University of Extrication Trainer’s Guide: Vehicle Telematics Systems

Oct. 1, 2012

SUBJECT: Vehicle Telematics Systems
TOPIC: Introduction to OnStar
OBJECTIVE: Responders will become familiar with how the OnStar vehicle communications system is designed and functions
TASK: Each member of the rescue team will be able to explain the sequence of events that take place when an OnStar-equipped vehicle or the occupant of that vehicle places an emergency call through the OnStar system

Imagine that you have 6 million citizens within your agency’s service area. Imagine that your response district covers the United States and Canada. Imagine that your communications center has some 2,500 employees and that on any given day, they receive more than 150,000 calls in a 24-hour period; nearly 400 of them emergency calls.


Imagine that your dispatchers automatically know the moment every citizen is involved in a serious vehicle collision, they have satellite technology to automatically pinpoint the exact location of the crash and your communications personnel can automatically talk to the occupants of the crash-damaged vehicle immediately following the collision.


What you just imagined isn’t fictional; it exists today. We know it as OnStar, the vehicle telematics and communications system owned by General Motors. The facts are real. OnStar is a major player in the realm of public safety communications and is possibly a misunderstood resource that is under-appreciated by many public safety responders.


OnStar is a subscriber-based communications service. Customers pay a monthly or annual fee to use the OnStar equipment that is in their vehicle. Most General Motors vehicles since model-year 2008 come equipped with an OnStar factory-installed mirror, roof-mounted antennae and imbedded electronics. As of July 2011, a special OnStar system called OnStar FMV (For My Vehicle) can now be purchased and installed in hundreds of other makes and models of non-GM vehicles. The basic OnStar electronics of the FMV aftermarket unit are self-contained within a replacement inside the rearview mirror.


With a basic OnStar subscription, users of the factory-installed system or the FMV mirror are able to manually summon an OnStar Emergency communications specialist, called an OnStar Advisor, with the touch of their mirror-mounted red button. When this happens, the OnStar system uses an imbedded wireless unit to make the call, which will be routed to one of three OnStar call centers that handle emergencies: Charlotte, NC; Warren, MI; or Oshawa, Ontario, Canada. “Red Button” presses, as they are referred to by OnStar, are generally for manually reporting emergencies such as medical illnesses within the vehicle, Good Samaritan calls from the OnStar subscriber, or reporting minor collisions when no automatic crash signal has been generated.


The second type of emergency call that the OnStar Advisors receive are called “automatic crash response” calls. This is a call automatically placed to an OnStar Emergency Advisor when vehicle on-board sensors detect a moderate to severe crash, regardless of airbag deployment. Most GM-installed OnStar systems use sensors throughout the vehicle to alert the OnStar Advisor that not only has a crash occurred, but in which direction the impact occurred, if there was a secondary collision, whether airbags have deployed and the change in velocity over time (a measure of the severity of the crash).

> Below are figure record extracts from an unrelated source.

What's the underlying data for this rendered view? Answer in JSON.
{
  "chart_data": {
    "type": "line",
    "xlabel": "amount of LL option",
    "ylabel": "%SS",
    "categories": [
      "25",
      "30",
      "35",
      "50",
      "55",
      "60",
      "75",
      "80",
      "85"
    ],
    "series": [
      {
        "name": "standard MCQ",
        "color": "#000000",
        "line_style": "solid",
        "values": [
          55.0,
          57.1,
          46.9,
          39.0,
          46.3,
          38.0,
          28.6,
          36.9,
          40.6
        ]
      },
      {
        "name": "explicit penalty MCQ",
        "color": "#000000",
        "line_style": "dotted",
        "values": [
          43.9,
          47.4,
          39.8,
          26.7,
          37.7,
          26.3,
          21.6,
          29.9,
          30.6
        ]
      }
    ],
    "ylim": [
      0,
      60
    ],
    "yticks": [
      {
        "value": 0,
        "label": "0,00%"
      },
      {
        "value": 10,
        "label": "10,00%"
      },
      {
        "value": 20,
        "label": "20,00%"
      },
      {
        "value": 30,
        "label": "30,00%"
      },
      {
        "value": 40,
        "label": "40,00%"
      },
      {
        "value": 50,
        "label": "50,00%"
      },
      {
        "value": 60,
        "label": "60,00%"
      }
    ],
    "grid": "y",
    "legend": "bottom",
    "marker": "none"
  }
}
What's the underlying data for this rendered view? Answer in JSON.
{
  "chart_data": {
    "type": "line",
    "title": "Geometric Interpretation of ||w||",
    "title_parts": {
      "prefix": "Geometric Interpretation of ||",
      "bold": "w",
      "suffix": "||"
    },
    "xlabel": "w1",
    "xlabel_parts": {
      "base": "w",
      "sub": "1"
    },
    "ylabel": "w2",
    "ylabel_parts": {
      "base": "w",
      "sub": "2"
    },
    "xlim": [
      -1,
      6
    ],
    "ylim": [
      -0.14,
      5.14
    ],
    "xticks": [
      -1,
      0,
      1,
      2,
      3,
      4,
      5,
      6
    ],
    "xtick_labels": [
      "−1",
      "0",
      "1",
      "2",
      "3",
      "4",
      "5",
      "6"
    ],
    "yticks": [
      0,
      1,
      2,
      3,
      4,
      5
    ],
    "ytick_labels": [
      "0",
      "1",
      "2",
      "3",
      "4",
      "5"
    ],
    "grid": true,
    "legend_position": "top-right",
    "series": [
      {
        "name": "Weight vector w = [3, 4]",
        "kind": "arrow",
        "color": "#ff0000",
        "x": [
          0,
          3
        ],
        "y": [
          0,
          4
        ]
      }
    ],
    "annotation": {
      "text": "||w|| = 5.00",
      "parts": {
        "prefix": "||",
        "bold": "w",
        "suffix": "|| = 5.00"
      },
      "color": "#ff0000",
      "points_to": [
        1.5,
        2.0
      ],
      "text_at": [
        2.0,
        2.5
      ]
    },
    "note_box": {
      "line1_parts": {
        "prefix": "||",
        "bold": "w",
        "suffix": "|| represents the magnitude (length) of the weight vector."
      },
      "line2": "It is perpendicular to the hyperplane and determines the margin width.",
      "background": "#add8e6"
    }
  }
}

The factory-installed OnStar system receives data from the airbag control module and uses this to process the dynamics of the collision that are transmitted to the OnStar Advisor. The aftermarket FMV mirror unit features an internal accelerometer that reports that the collision has occurred but does not provide the other detailed crash dynamics data.


This University of Extrication multi-part series will explain how OnStar functions and how the technology of vehicle telematics can be used more effectively by responders. Of interest to emergency management agencies and our public safety communications centers, known officially as Public Safety Answering Points (PSAPs), later in this series we’ll take a look at OnStar’s role in disaster operations and how it can support responders during natural or manmade disasters.